Et c’est bien l’objectif de Viktor Orbán, plus isolé que jamais au sein de l’Union européenne à un an des élections européennes. Outre le message envoyé à son électorat, visant à le rassurer sur la justesse des choix géopolitiques du gouvernement, il s’agit de préparer la contre-attaque au Parlement européen. Viktor Orbán a ainsi reçu avec tous les égards possibles les personnalités majeurs de l’événement au Karmelita, siège de son pouvoir, dans le quartier du château et qui surplombe la ville. L’occasion notamment pour l’importante délégation française d’échanger quelques mots avec un allié qui se veut incontournable et qui a de plus en plus besoin de la France (que ce soit Macron ou les forces d’opposition conservatrices) pour sécuriser notamment son programme nucléaire civil face à Berlin.
Il sera à noter pour le lecteur français en particulier la subtile mise en concurrence du Rassemblement National et de Reconquête, représentés respectivement par Jordan Bardella et plusieurs eurodéputés d’une part, et par Marion Maréchal d’autre part. Si Bardella a été l’un des derniers intervenants du congrès, Marion Maréchal, elle, aura été la seule oratrice du gala très select du vendredi soir.

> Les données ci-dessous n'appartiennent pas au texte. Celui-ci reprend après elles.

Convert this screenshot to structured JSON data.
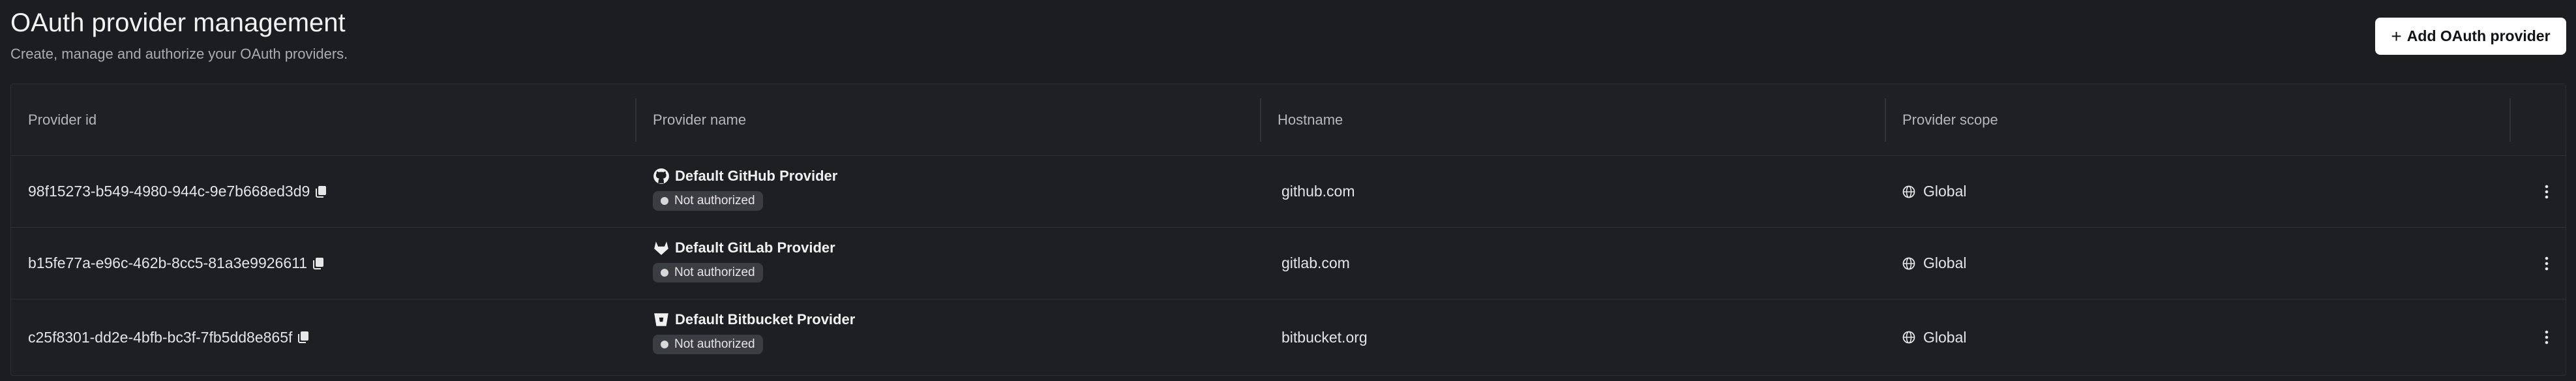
{
  "header": {
    "title": "OAuth provider management",
    "subtitle": "Create, manage and authorize your OAuth providers.",
    "add_button_label": "Add OAuth provider"
  },
  "table": {
    "columns": [
      "Provider id",
      "Provider name",
      "Hostname",
      "Provider scope"
    ],
    "rows": [
      {
        "id": "98f15273-b549-4980-944c-9e7b668ed3d9",
        "name": "Default GitHub Provider",
        "icon": "github-icon",
        "status": "Not authorized",
        "hostname": "github.com",
        "scope": "Global"
      },
      {
        "id": "b15fe77a-e96c-462b-8cc5-81a3e9926611",
        "name": "Default GitLab Provider",
        "icon": "gitlab-icon",
        "status": "Not authorized",
        "hostname": "gitlab.com",
        "scope": "Global"
      },
      {
        "id": "c25f8301-dd2e-4bfb-bc3f-7fb5dd8e865f",
        "name": "Default Bitbucket Provider",
        "icon": "bitbucket-icon",
        "status": "Not authorized",
        "hostname": "bitbucket.org",
        "scope": "Global"
      }
    ]
  },
  "colors": {
    "background": "#1b1d20",
    "badge_bg": "#3a3d42",
    "button_bg": "#ffffff"
  }
}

Tout comme à l’automne 2021, lorsque le Premier ministre hongrois avait reçu à quelque semaines d’intervalle Éric Zemmour et Marine Le Pen, Orbán cherche à montrer son intérêt aux deux partis, sans les froisser ou fermer l’une des portes. Très diplomatique, Orbán l’est assurément, car sa position sur la guerre en Ukraine l’a isolé plus que jamais au sein de l’UE, entièrement en phase avec l’agenda des Démocrates états-uniens.
Position sur la guerre en Ukraine qui risque notamment de rendre impossible un ralliement au groupe CRE (Conservateurs et Réformistes Européens) du Parlement européen, ce qui, à moins de créer son propre groupe ou de rejoindre le groupe Identité & Démocratie (dont fait partie le Rassemblement National), pourrait laisser le Fidesz parmi les non-inscrits.